The data was initially organized in a category tree and overall looks like Figure 1:
One of the things I wanted to do is bring move away from a relational database model into a graph model. The reason being is chemicals are pretty finicky and their relationships change frequently as we evolve as evident in my own software.
- Relational Database deal with pre-defined fixed relationships and a lot of them. Think if you wanted to model real life, something like a vending machine would be one table and all the items that belong inside (relationship) that vending machine for sale.
- Graph Database deal with relationships between each node with no defined table structure. For the vending machine each item would it’s own table where the relationship to the machine would be defined individually.
Take a look at Figure 2 where you can see the hierarchy of each model where the relational database has predefined relationships which maximize efficiency.
The first step into generating a chemical knowledge graph was to define each point as a Node in my graph where each academic resource and the category they belonged to was a node. Their relationship still remained weightless which is the edge value.
Relationships between nodes in Global-Chem is stored as a parent/child network. The data structure of the animal
node looks like this:
'animals': {'children': ['snakes'],
'name': 'animals',
'node_value': <global_chem.global_chem.Node object at 0x7ff3a4ff6650>,
'parents': ['']},
Where the child node for animals is the snakes category. Animals is the classifier for which these chemicals exist. We stick to general terminology.
Connecting To NetworkX
My chemical knowledge graph data structure was only usable if it adhered to other platforms but also what is the best standard to stick to? I started off with a popular python package NetworkX and connecting my data structure into theirs. Which can be done easily by initiating the graph, adding all the nodes and each edge with the weightless relationship. The result of the porting can be seen in Figure 3 where the Global-Chem network is visualized with PyViz
from global_chem import GlobalChem
from global_chem_extensions import GlobalChemExtensions
from pyvis.network import Network
gc = GlobalChem()
cheminformatics = GlobalChemExtensions().cheminformatics()
gc = GlobalChem()
gc.build_global_chem_network()
network = gc.network
networkx_graph = cheminformatics.convert_to_networkx(network)
net = Network(notebook=True)
net.from_nx(networkx_graph)
net.save_graph('example.html')
Which gives us an idea that our graph ins interoperable with NetworkX.
Connecting To Neo4j
The idea behind connecting to Neo4j was to have our graph database available to cloud-based infrastructure pipelines hosted on platforms like Amazon Web Services or Microsoft’s Azure. This is coming back to Machine Learning Operations where we can create model pipelines stemming from this data. Neo4j acts as a great adapter for interoperability. So I chose it where it’s implementation can be found in greater detail here.

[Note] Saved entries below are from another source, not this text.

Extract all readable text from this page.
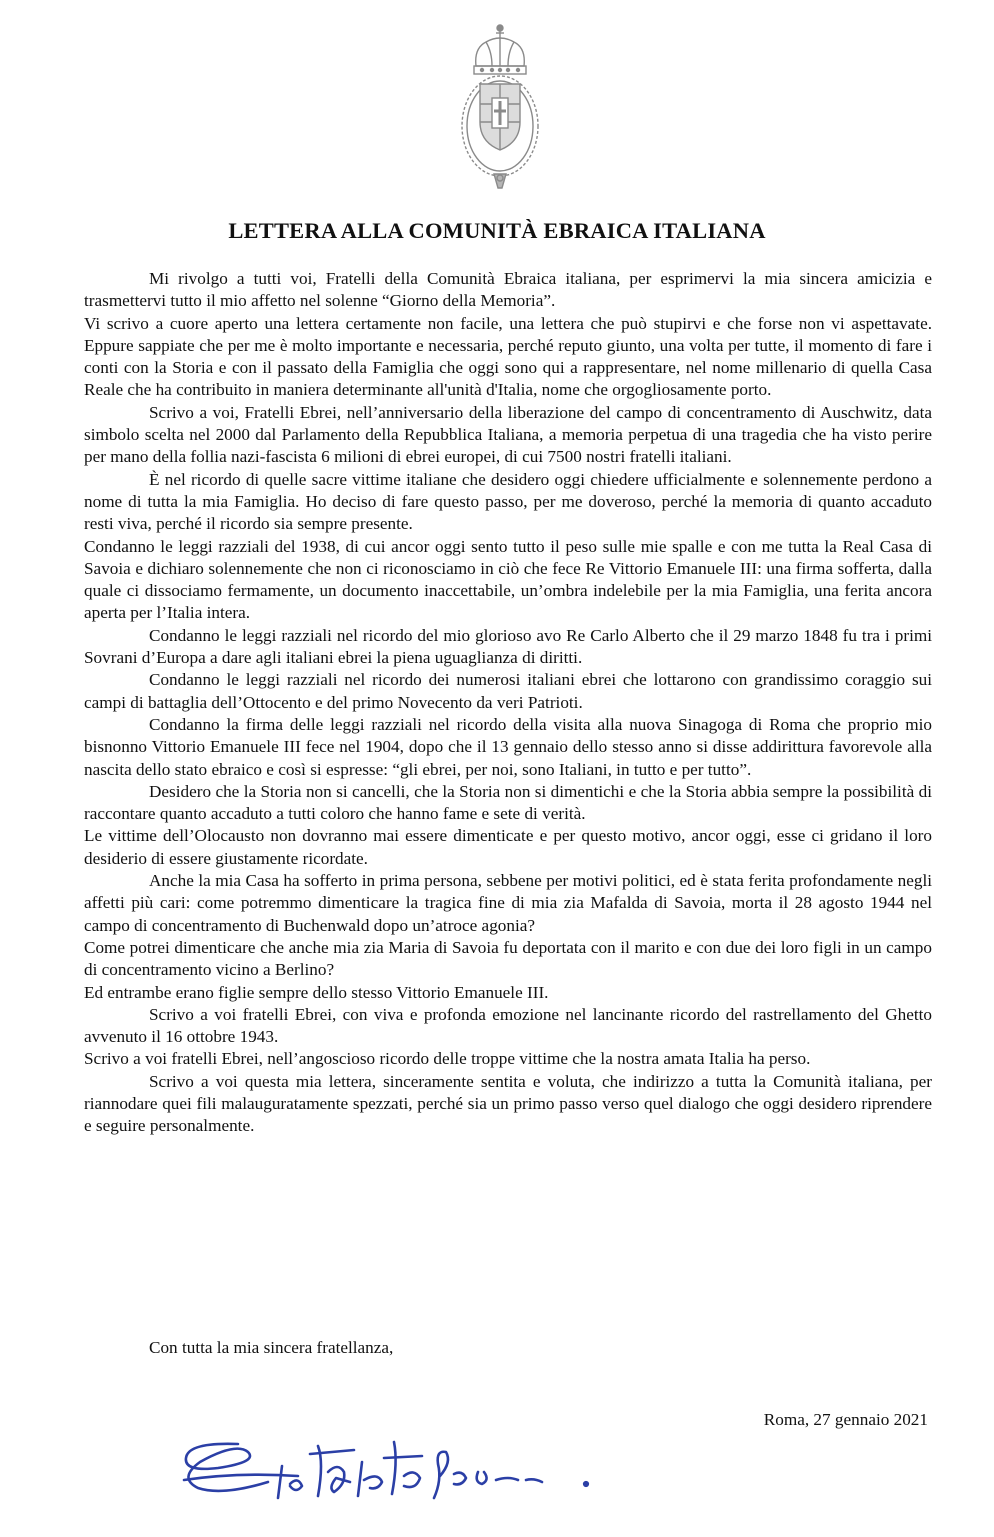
LETTERA ALLA COMUNITÀ EBRAICA ITALIANA

Mi rivolgo a tutti voi, Fratelli della Comunità Ebraica italiana, per esprimervi la mia sincera amicizia e trasmettervi tutto il mio affetto nel solenne “Giorno della Memoria”.

Vi scrivo a cuore aperto una lettera certamente non facile, una lettera che può stupirvi e che forse non vi aspettavate. Eppure sappiate che per me è molto importante e necessaria, perché reputo giunto, una volta per tutte, il momento di fare i conti con la Storia e con il passato della Famiglia che oggi sono qui a rappresentare, nel nome millenario di quella Casa Reale che ha contribuito in maniera determinante all'unità d'Italia, nome che orgogliosamente porto.

Scrivo a voi, Fratelli Ebrei, nell’anniversario della liberazione del campo di concentramento di Auschwitz, data simbolo scelta nel 2000 dal Parlamento della Repubblica Italiana, a memoria perpetua di una tragedia che ha visto perire per mano della follia nazi-fascista 6 milioni di ebrei europei, di cui 7500 nostri fratelli italiani.

È nel ricordo di quelle sacre vittime italiane che desidero oggi chiedere ufficialmente e solennemente perdono a nome di tutta la mia Famiglia. Ho deciso di fare questo passo, per me doveroso, perché la memoria di quanto accaduto resti viva, perché il ricordo sia sempre presente.

Condanno le leggi razziali del 1938, di cui ancor oggi sento tutto il peso sulle mie spalle e con me tutta la Real Casa di Savoia e dichiaro solennemente che non ci riconosciamo in ciò che fece Re Vittorio Emanuele III: una firma sofferta, dalla quale ci dissociamo fermamente, un documento inaccettabile, un’ombra indelebile per la mia Famiglia, una ferita ancora aperta per l’Italia intera.

Condanno le leggi razziali nel ricordo del mio glorioso avo Re Carlo Alberto che il 29 marzo 1848 fu tra i primi Sovrani d’Europa a dare agli italiani ebrei la piena uguaglianza di diritti.

Condanno le leggi razziali nel ricordo dei numerosi italiani ebrei che lottarono con grandissimo coraggio sui campi di battaglia dell’Ottocento e del primo Novecento da veri Patrioti.

Condanno la firma delle leggi razziali nel ricordo della visita alla nuova Sinagoga di Roma che proprio mio bisnonno Vittorio Emanuele III fece nel 1904, dopo che il 13 gennaio dello stesso anno si disse addirittura favorevole alla nascita dello stato ebraico e così si espresse: “gli ebrei, per noi, sono Italiani, in tutto e per tutto”.

Desidero che la Storia non si cancelli, che la Storia non si dimentichi e che la Storia abbia sempre la possibilità di raccontare quanto accaduto a tutti coloro che hanno fame e sete di verità.

Le vittime dell’Olocausto non dovranno mai essere dimenticate e per questo motivo, ancor oggi, esse ci gridano il loro desiderio di essere giustamente ricordate.

Anche la mia Casa ha sofferto in prima persona, sebbene per motivi politici, ed è stata ferita profondamente negli affetti più cari: come potremmo dimenticare la tragica fine di mia zia Mafalda di Savoia, morta il 28 agosto 1944 nel campo di concentramento di Buchenwald dopo un’atroce agonia?

Come potrei dimenticare che anche mia zia Maria di Savoia fu deportata con il marito e con due dei loro figli in un campo di concentramento vicino a Berlino?

Ed entrambe erano figlie sempre dello stesso Vittorio Emanuele III.

Scrivo a voi fratelli Ebrei, con viva e profonda emozione nel lancinante ricordo del rastrellamento del Ghetto avvenuto il 16 ottobre 1943.

Scrivo a voi fratelli Ebrei, nell’angoscioso ricordo delle troppe vittime che la nostra amata Italia ha perso.

Scrivo a voi questa mia lettera, sinceramente sentita e voluta, che indirizzo a tutta la Comunità italiana, per riannodare quei fili malauguratamente spezzati, perché sia un primo passo verso quel dialogo che oggi desidero riprendere e seguire personalmente.

Con tutta la mia sincera fratellanza,

Roma, 27 gennaio 2021
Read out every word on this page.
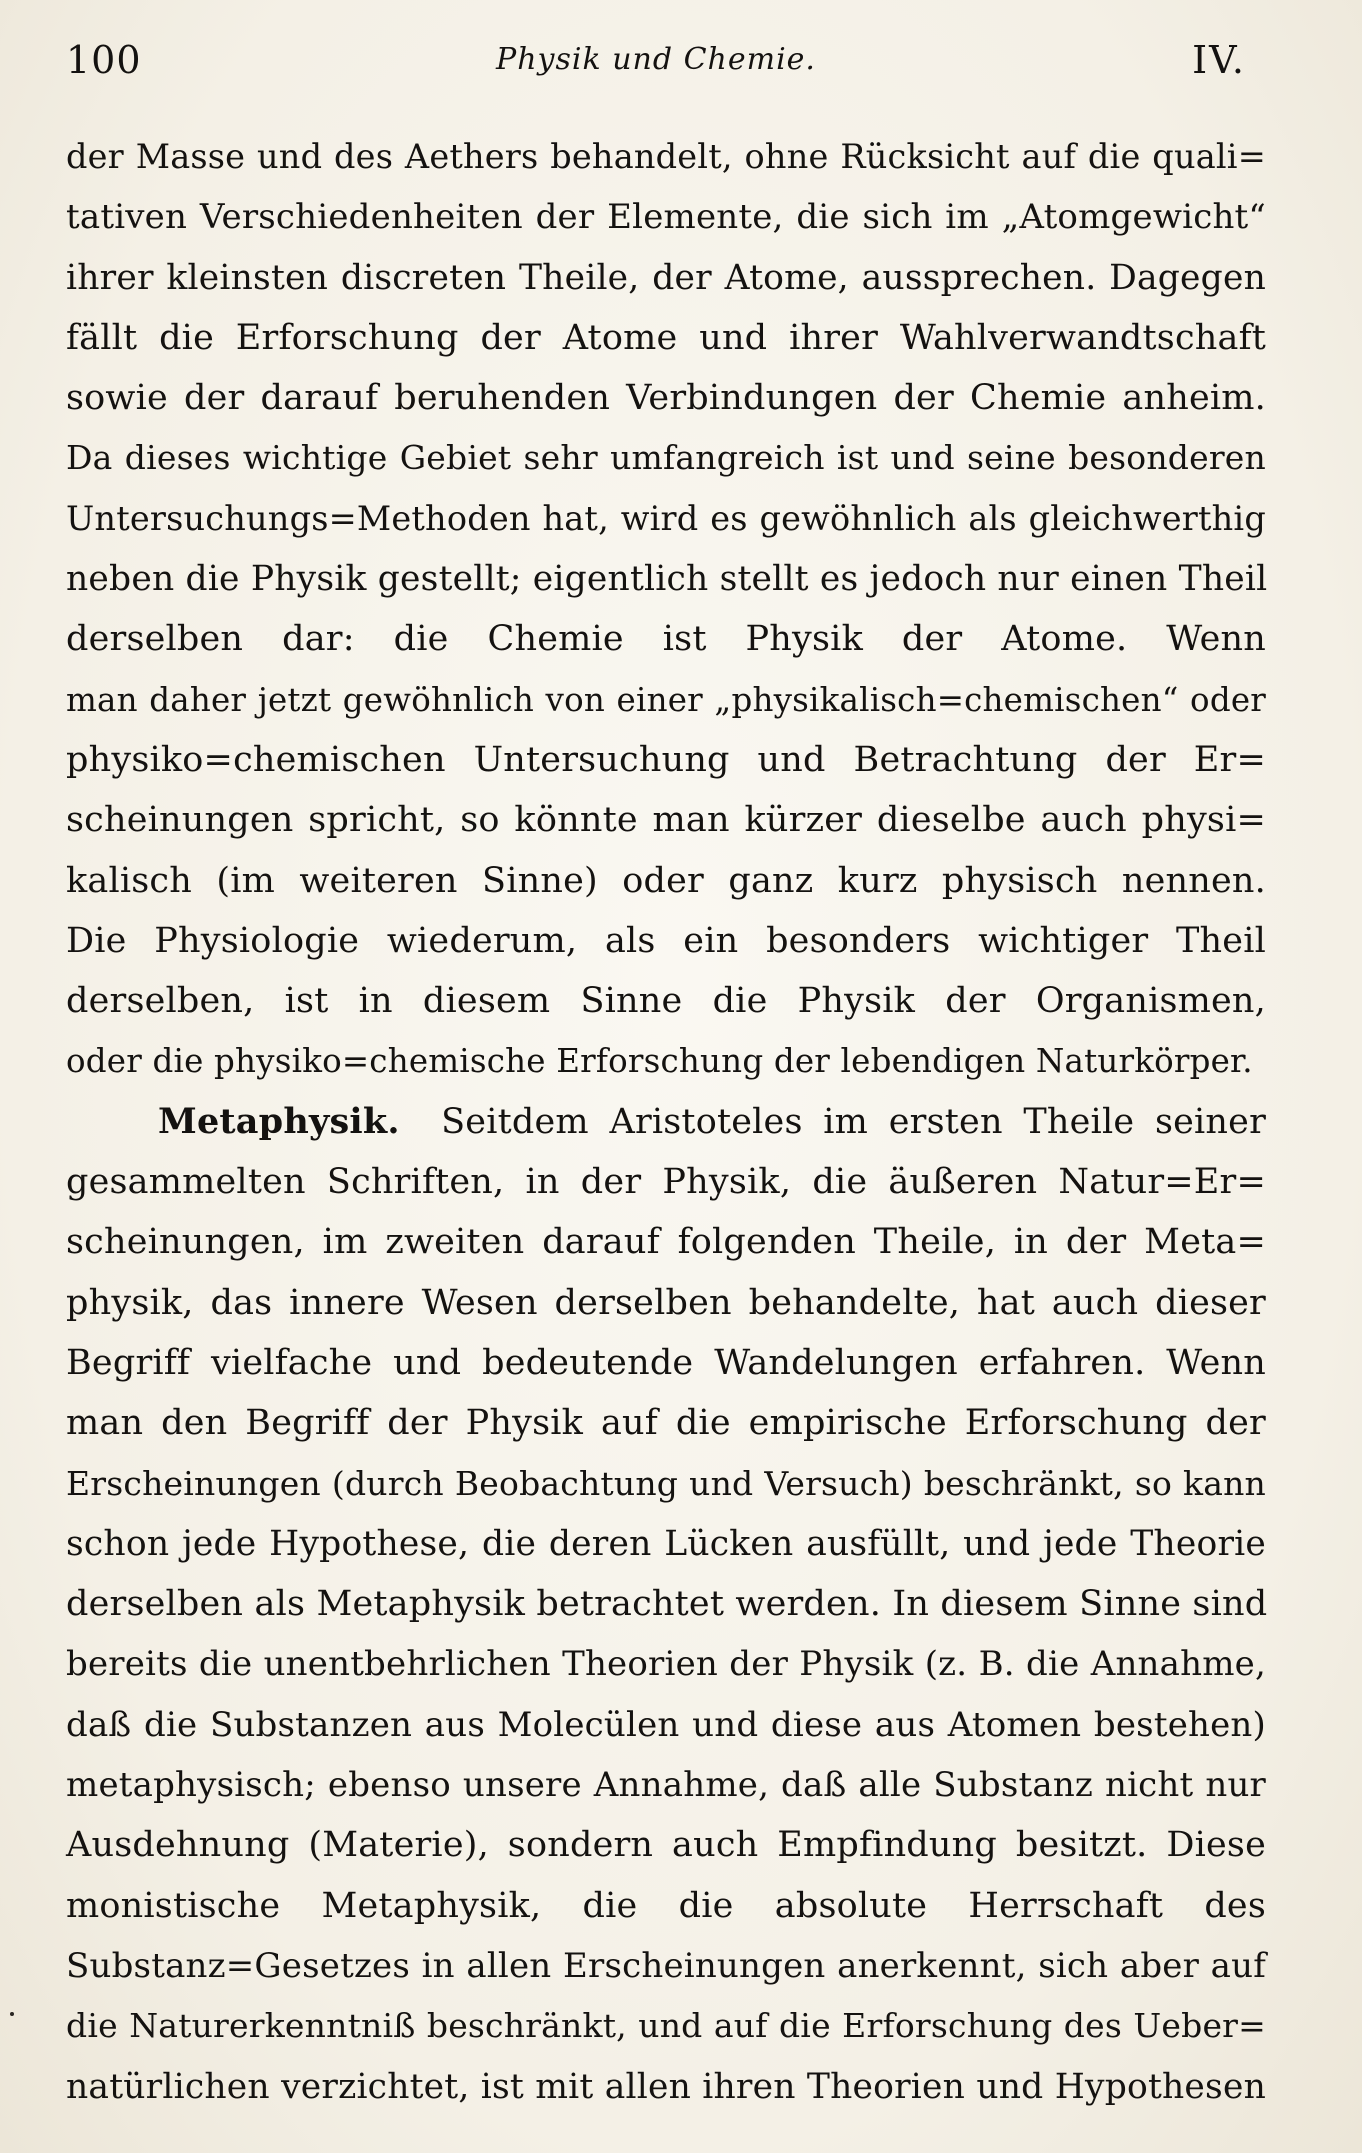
100	Physik und Chemie.	IV.
der Masse und des Aethers behandelt, ohne Rücksicht auf die quali=
tativen Verschiedenheiten der Elemente, die sich im „Atomgewicht“
ihrer kleinsten discreten Theile, der Atome, aussprechen. Dagegen
fällt die Erforschung der Atome und ihrer Wahlverwandtschaft
sowie der darauf beruhenden Verbindungen der Chemie anheim.
Da dieses wichtige Gebiet sehr umfangreich ist und seine besonderen
Untersuchungs=Methoden hat, wird es gewöhnlich als gleichwerthig
neben die Physik gestellt; eigentlich stellt es jedoch nur einen Theil
derselben dar: die Chemie ist Physik der Atome. Wenn
man daher jetzt gewöhnlich von einer „physikalisch=chemischen“ oder
physiko=chemischen Untersuchung und Betrachtung der Er=
scheinungen spricht, so könnte man kürzer dieselbe auch physi=
kalisch (im weiteren Sinne) oder ganz kurz physisch nennen.
Die Physiologie wiederum, als ein besonders wichtiger Theil
derselben, ist in diesem Sinne die Physik der Organismen,
oder die physiko=chemische Erforschung der lebendigen Naturkörper.
Metaphysik. Seitdem Aristoteles im ersten Theile seiner
gesammelten Schriften, in der Physik, die äußeren Natur=Er=
scheinungen, im zweiten darauf folgenden Theile, in der Meta=
physik, das innere Wesen derselben behandelte, hat auch dieser
Begriff vielfache und bedeutende Wandelungen erfahren. Wenn
man den Begriff der Physik auf die empirische Erforschung der
Erscheinungen (durch Beobachtung und Versuch) beschränkt, so kann
schon jede Hypothese, die deren Lücken ausfüllt, und jede Theorie
derselben als Metaphysik betrachtet werden. In diesem Sinne sind
bereits die unentbehrlichen Theorien der Physik (z. B. die Annahme,
daß die Substanzen aus Molecülen und diese aus Atomen bestehen)
metaphysisch; ebenso unsere Annahme, daß alle Substanz nicht nur
Ausdehnung (Materie), sondern auch Empfindung besitzt. Diese
monistische Metaphysik, die die absolute Herrschaft des
Substanz=Gesetzes in allen Erscheinungen anerkennt, sich aber auf
die Naturerkenntniß beschränkt, und auf die Erforschung des Ueber=
natürlichen verzichtet, ist mit allen ihren Theorien und Hypothesen
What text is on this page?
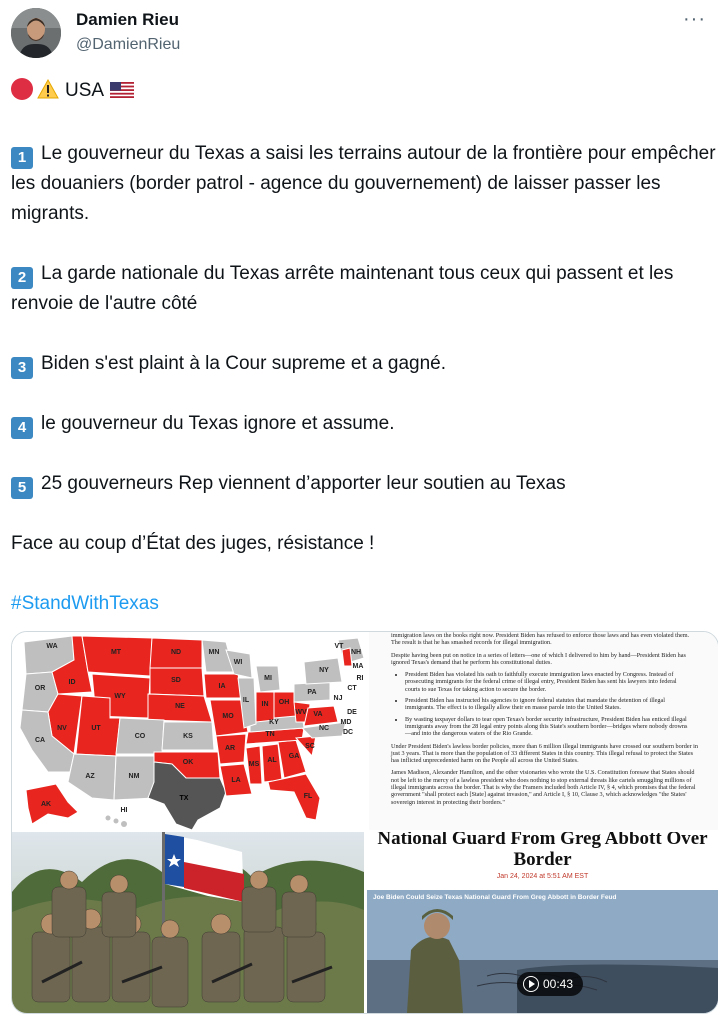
Damien Rieu
@DamienRieu
···

USA

1 Le gouverneur du Texas a saisi les terrains autour de la frontière pour empêcher les douaniers (border patrol - agence du gouvernement) de laisser passer les migrants.

2 La garde nationale du Texas arrête maintenant tous ceux qui passent et les renvoie de l'autre côté

3 Biden s'est plaint à la Cour supreme et a gagné.

4 le gouverneur du Texas ignore et assume.

5 25 gouverneurs Rep viennent d’apporter leur soutien au Texas

Face au coup d’État des juges, résistance !

#StandWithTexas

WA
MT	ND	MN
VT
NH
OR
ID	SD
WI
NY
MA
WY
MI	RI
IA
PA
CT
NV
NE
NJ
UT
OH
IN
IL
DE
CA
CO	KS
MO
WV VA
MD
KY
DC
AZ	NM
OK
AR
TN
NC
SC
MS
AL
GA
TX
LA
FL
AK
HI

immigration laws on the books right now. President Biden has refused to enforce those laws and has even violated them. The result is that he has smashed records for illegal immigration.

Despite having been put on notice in a series of letters—one of which I delivered to him by hand—President Biden has ignored Texas's demand that he perform his constitutional duties.

• President Biden has violated his oath to faithfully execute immigration laws enacted by Congress. Instead of prosecuting immigrants for the federal crime of illegal entry, President Biden has sent his lawyers into federal courts to sue Texas for taking action to secure the border.
• President Biden has instructed his agencies to ignore federal statutes that mandate the detention of illegal immigrants. The effect is to illegally allow their en masse parole into the United States.
• By wasting taxpayer dollars to tear open Texas's border security infrastructure, President Biden has enticed illegal immigrants away from the 28 legal entry points along this State's southern border—bridges where nobody drowns—and into the dangerous waters of the Rio Grande.

Under President Biden's lawless border policies, more than 6 million illegal immigrants have crossed our southern border in just 3 years. That is more than the population of 33 different States in this country. This illegal refusal to protect the States has inflicted unprecedented harm on the People all across the United States.

James Madison, Alexander Hamilton, and the other visionaries who wrote the U.S. Constitution foresaw that States should not be left to the mercy of a lawless president who does nothing to stop external threats like cartels smuggling millions of illegal immigrants across the border. That is why the Framers included both Article IV, § 4, which promises that the federal government "shall protect each [State] against invasion," and Article I, § 10, Clause 3, which acknowledges "the States' sovereign interest in protecting their borders."

National Guard From Greg Abbott Over Border
Jan 24, 2024 at 5:51 AM EST
Joe Biden Could Seize Texas National Guard From Greg Abbott in Border Feud
00:43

The Neo4j loads up the database and categorizes according to our relationships we have in Global-Chem using the file structure:
One of the major problems I have is mapping the same name to the molecule. I decided to try out the Neo4j Bloom which includes a semantic querying based on your organization:
This allows me to find things like how many names are unique and clean my data. Also allows others to find my problems in my data quicker.
Interoperability helps me maintain the structure of my own knowledge graph as I adhere to others. I hope my pieces of code help others create their own graphs and figure new things out.
Happy Cheminformatics!